Yael Selfin, Chief Economist in the UK discusses the impact of COVID-19 on supply chains.
Global supply chains have come under renewed pressure during the COVID-19 pandemic. This comes hot on the heels of Brexit-related concerns and geopolitical tensions between the US and China last year. The initial outbreak, which began in the industrial city of Wuhan, caused shortages of components in the manufacturing sector. Even as early as February, when the official number of coronavirus cases in the UK was in low double digits, at least one major equipment manufacturer had to briefly halt production because of a lack of parts supplied from China. In the same month one of the UK’s biggest carmakers had to fly component parts in suitcases as the virus had disrupted the usual routes.
The risks of a ‘just-in-time’ operating model
For decades, companies have been able to unbundle different stages of production across different countries, to take advantage of the efficient scale of production and lower wage costs in developing economies. Efficient supply chains tend to operate on a ‘just-in-time’ basis. They minimise the stock of components held in any one location, as these are delivered as and when they are needed, reducing inventory and thus working capital requirements.
There are risks associated with lean supply chains: a disruption in one link of that chain can endanger the entire production process across the world, and a lack of stock can exacerbate the business impact of that disruption. In 2011, a devastating earthquake and tsunami in Japan disrupted the country’s domestic and international supply chains, with difficulties in local suppliers of metallic paints for examples impacting automotive production around the world.
Diversification is the key to resilience
Efficient, robust and resilient supply chains are crucial to the viability of UK manufacturing, which is heavily integrated into the global economy. The chart shows the proportion of foreign value added embodied in total UK manufacturing output. For the most part, it shows a relatively diversified network of suppliers, with nearly 30% of value added by foreign intermediates producers split across different regions. A geographically diversified network of suppliers creates greater resilience. It allows manufacturers to source parts from alternative locations and, in the event of localised disruption, get back to normal operations more quickly.
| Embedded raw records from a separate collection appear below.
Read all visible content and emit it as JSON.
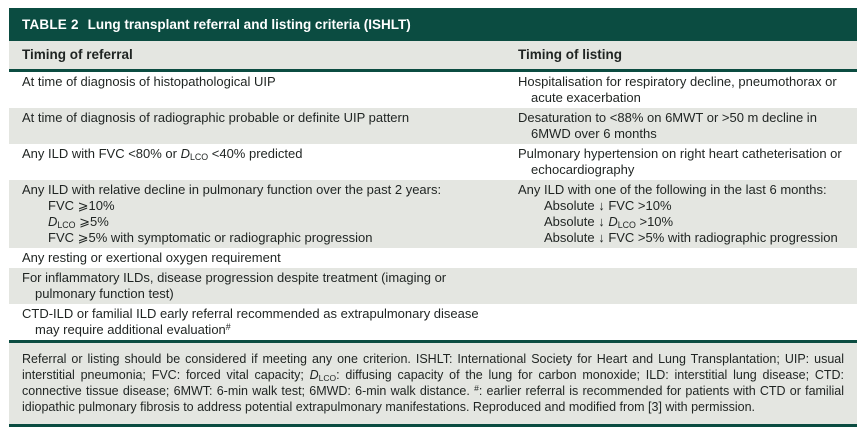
{
  "colors": {
    "teal": "#0b4c41",
    "row_shade": "#e4e6e1",
    "text": "#1f2422",
    "title_text": "#ffffff"
  },
  "table": {
    "label": "TABLE 2",
    "title": "Lung transplant referral and listing criteria (ISHLT)",
    "columns": [
      "Timing of referral",
      "Timing of listing"
    ],
    "rows": [
      {
        "shade": false,
        "referral": {
          "main": "At time of diagnosis of histopathological UIP",
          "subs": []
        },
        "listing": {
          "main": "Hospitalisation for respiratory decline, pneumothorax or acute exacerbation",
          "subs": []
        }
      },
      {
        "shade": true,
        "referral": {
          "main": "At time of diagnosis of radiographic probable or definite UIP pattern",
          "subs": []
        },
        "listing": {
          "main": "Desaturation to <88% on 6MWT or >50 m decline in 6MWD over 6 months",
          "subs": []
        }
      },
      {
        "shade": false,
        "referral": {
          "main": "Any ILD with FVC <80% or *D*_{LCO} <40% predicted",
          "subs": []
        },
        "listing": {
          "main": "Pulmonary hypertension on right heart catheterisation or echocardiography",
          "subs": []
        }
      },
      {
        "shade": true,
        "referral": {
          "main": "Any ILD with relative decline in pulmonary function over the past 2 years:",
          "subs": [
            "FVC ⩾10%",
            "*D*_{LCO} ⩾5%",
            "FVC ⩾5% with symptomatic or radiographic progression"
          ]
        },
        "listing": {
          "main": "Any ILD with one of the following in the last 6 months:",
          "subs": [
            "Absolute ↓ FVC >10%",
            "Absolute ↓ *D*_{LCO} >10%",
            "Absolute ↓ FVC >5% with radiographic progression"
          ]
        }
      },
      {
        "shade": false,
        "referral": {
          "main": "Any resting or exertional oxygen requirement",
          "subs": []
        },
        "listing": {
          "main": "",
          "subs": []
        }
      },
      {
        "shade": true,
        "referral": {
          "main": "For inflammatory ILDs, disease progression despite treatment (imaging or pulmonary function test)",
          "subs": []
        },
        "listing": {
          "main": "",
          "subs": []
        }
      },
      {
        "shade": false,
        "referral": {
          "main": "CTD-ILD or familial ILD early referral recommended as extrapulmonary disease may require additional evaluation^{#}",
          "subs": []
        },
        "listing": {
          "main": "",
          "subs": []
        }
      }
    ],
    "footnote": "Referral or listing should be considered if meeting any one criterion. ISHLT: International Society for Heart and Lung Transplantation; UIP: usual interstitial pneumonia; FVC: forced vital capacity; *D*_{LCO}: diffusing capacity of the lung for carbon monoxide; ILD: interstitial lung disease; CTD: connective tissue disease; 6MWT: 6-min walk test; 6MWD: 6-min walk distance. ^{#}: earlier referral is recommended for patients with CTD or familial idiopathic pulmonary fibrosis to address potential extrapulmonary manifestations. Reproduced and modified from [3] with permission."
  }
}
Despite being geographically resilient, companies may still wish to reconsider their ‘just-in-time’ strategy to reduce their vulnerability. While ’just-in-time’ helps eliminate waste and results in lower production costs and working capital, in our modern inter-connected world, it may no longer be adequate for those products deemed essential for health or national defence. A more proactive response to building resilience may be to shift to digitally enabled end-to-end visibility of complex supply chains, enhancing operational agility and reducing exposure to emerging risks.
Brexit could transform supply chains
Brexit could represent another vulnerability. While the reach of many values chains is global, a large share of production chains tends to be regional. This cuts transportation costs between the various stages of production. The EU represents a large share of the supply chain across UK manufacturing. UK automotive manufacturing has the third highest share of foreign value added, with nearly 38 percent originating from outside the UK. More than half of that, 21 percent, originates from countries in the EU.
As the UK reaches the end of its transition period with the EU, any trade friction could significantly impact on UK manufacturing supply chains, to the point of changing the viability of some production activity in the UK. Even in the absence of explicit tariff barriers, additional costs and time at the border, and other non-tariff barriers, will add friction to existing supply chains and may encourage some production to be relocated outside the UK. Delays at the border risk becoming prohibitive for supply chains involving perishable goods, such as food manufacturing.
Manufacturing has been declining as a share of the UK economy for decades. It represented 15 percent of the UK economy at the start of 1990 and is just 8.7 percent this year. A Brexit which increases the challenges for supply chains risks accelerating this trend.
A possible vaccine early next year could improve economic prospects
On a more positive note, a candidate vaccine developed by scientists from the University of Oxford revealed some promising results from the first two phases of its clinical trials. According to a study published in the Lancet on 20 July, the vaccine induced a strong immune response to the SARS-CoV-2 virus. Although further research is required to determine if the vaccine will effectively protect against the disease in the whole population and for an extended period of time, it raised hopes that a vaccine for COVID-19 may be available by the start of next year. This will lift GDP growth next year and limit some of the permanent damage to the UK economy.